The troubles facing Joyce Banda are many. Recently, a journalist questioned the statements made by the Malawian President regarding what she reported the IMF to have said about her government’s leadership.

Yet all along, the president has maintained that she is innocent and not a part of the officials who have been embezzling money from the government. In a recent statement to Al jazeera when asked if she has failed with regard to fighting corruption, she said:

“No, we have not failed. I don’t know if you know that this cancer has been going on for 15 years and the biggest tragedy in the fight against corruption is covering up. I think the best one can do as a leader is that once you discover then you need to take advantage of the opportunity.”
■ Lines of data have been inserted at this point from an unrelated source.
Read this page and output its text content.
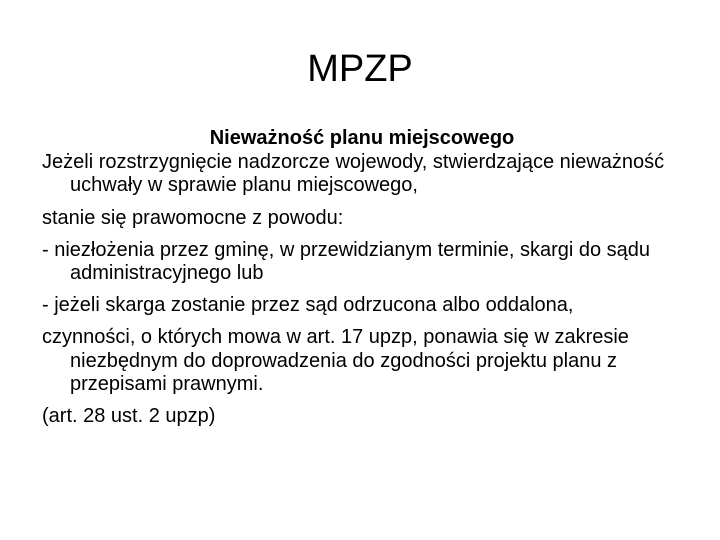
MPZP

Nieważność planu miejscowego

Jeżeli rozstrzygnięcie nadzorcze wojewody, stwierdzające nieważność uchwały w sprawie planu miejscowego,

stanie się prawomocne z powodu:

- niezłożenia przez gminę, w przewidzianym terminie, skargi do sądu administracyjnego lub

- jeżeli skarga zostanie przez sąd odrzucona albo oddalona,

czynności, o których mowa w art. 17 upzp, ponawia się w zakresie niezbędnym do doprowadzenia do zgodności projektu planu z przepisami prawnymi.

(art. 28 ust. 2 upzp)
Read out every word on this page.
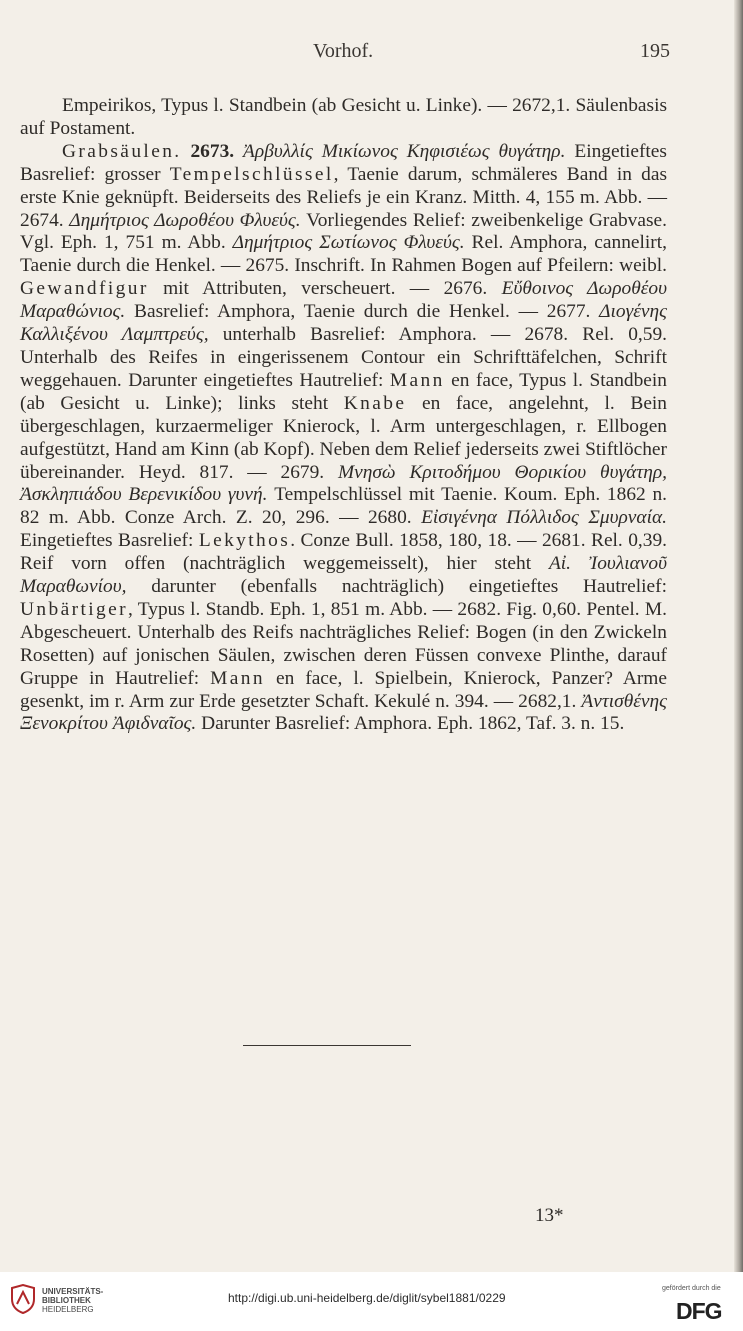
Vorhof.	195

Empeirikos, Typus l. Standbein (ab Gesicht u. Linke). — 2672,1. Säulenbasis auf Postament.

Grabsäulen. 2673. Ἀρβυλλίς Μικίωνος Κηφισιέως θυγάτηρ. Eingetieftes Basrelief: grosser Tempelschlüssel, Taenie darum, schmäleres Band in das erste Knie geknüpft. Beiderseits des Reliefs je ein Kranz. Mitth. 4, 155 m. Abb. — 2674. Δημήτριος Δωροθέου Φλυεύς. Vorliegendes Relief: zweibenkelige Grabvase. Vgl. Eph. 1, 751 m. Abb. Δημήτριος Σωτίωνος Φλυεύς. Rel. Amphora, cannelirt, Taenie durch die Henkel. — 2675. Inschrift. In Rahmen Bogen auf Pfeilern: weibl. Gewandfigur mit Attributen, verscheuert. — 2676. Εὔθοινος Δωροθέου Μαραθώνιος. Basrelief: Amphora, Taenie durch die Henkel. — 2677. Διογένης Καλλιξένου Λαμπτρεύς, unterhalb Basrelief: Amphora. — 2678. Rel. 0,59. Unterhalb des Reifes in eingerissenem Contour ein Schrifttäfelchen, Schrift weggehauen. Darunter eingetieftes Hautrelief: Mann en face, Typus l. Standbein (ab Gesicht u. Linke); links steht Knabe en face, angelehnt, l. Bein übergeschlagen, kurzaermeliger Knierock, l. Arm untergeschlagen, r. Ellbogen aufgestützt, Hand am Kinn (ab Kopf). Neben dem Relief jederseits zwei Stiftlöcher übereinander. Heyd. 817. — 2679. Μνησὼ Κριτοδήμου Θορικίου θυγάτηρ, Ἀσκληπιάδου Βερενικίδου γυνή. Tempelschlüssel mit Taenie. Koum. Eph. 1862 n. 82 m. Abb. Conze Arch. Z. 20, 296. — 2680. Εἰσιγένηα Πόλλιδος Σμυρναία. Eingetieftes Basrelief: Lekythos. Conze Bull. 1858, 180, 18. — 2681. Rel. 0,39. Reif vorn offen (nachträglich weggemeisselt), hier steht Αἰ. Ἰουλιανοῦ Μαραθωνίου, darunter (ebenfalls nachträglich) eingetieftes Hautrelief: Unbärtiger, Typus l. Standb. Eph. 1, 851 m. Abb. — 2682. Fig. 0,60. Pentel. M. Abgescheuert. Unterhalb des Reifs nachträgliches Relief: Bogen (in den Zwickeln Rosetten) auf jonischen Säulen, zwischen deren Füssen convexe Plinthe, darauf Gruppe in Hautrelief: Mann en face, l. Spielbein, Knierock, Panzer? Arme gesenkt, im r. Arm zur Erde gesetzter Schaft. Kekulé n. 394. — 2682,1. Ἀντισθένης Ξενοκρίτου Ἀφιδναῖος. Darunter Basrelief: Amphora. Eph. 1862, Taf. 3. n. 15.

13*
UNIVERSITÄTS-
BIBLIOTHEK
HEIDELBERG
http://digi.ub.uni-heidelberg.de/diglit/sybel1881/0229
gefördert durch die
DFG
Which is interesting because not too long ago an article emerged on Afrol News website (titled Malawi loses US$ 40 million in corruption ) in which Joyce Banda’s own company was alleged to have been paid for work it did not undertake. In particular the article says:

The document alleges that the government has not yet recovered kwacha 13 million in a case where DPP Secretary-General Joyce Banda is said to have been awarded a kwacha 26 million contract to construct a transit depot by ADMARC, the national food security agency, in 2002 when she was a Board Member. The document further reveals that Ms Banda allegedly pocketed kwacha 13 million in advances before commencement of the work.

Unless the document is a fraud, doesn’t this compromise her position even further?

Only time will tell where this goes next, but I appeal to donors and the forensic investigators not to leave any stone unturned. All these organisations whose names have been popping up all over the place should be questioned. There is a shameless and cancerous culture of impunity in Malawian politics that should be ended. Malawi’s money is definitely not safe with the current breed of leadership.

From the politics of chameleons, neatly chronicled by another activist here, to jealousies and a pull-down culture, there is a lot that needs fixing in Malawi. The question is, are Malawians up for the challenge?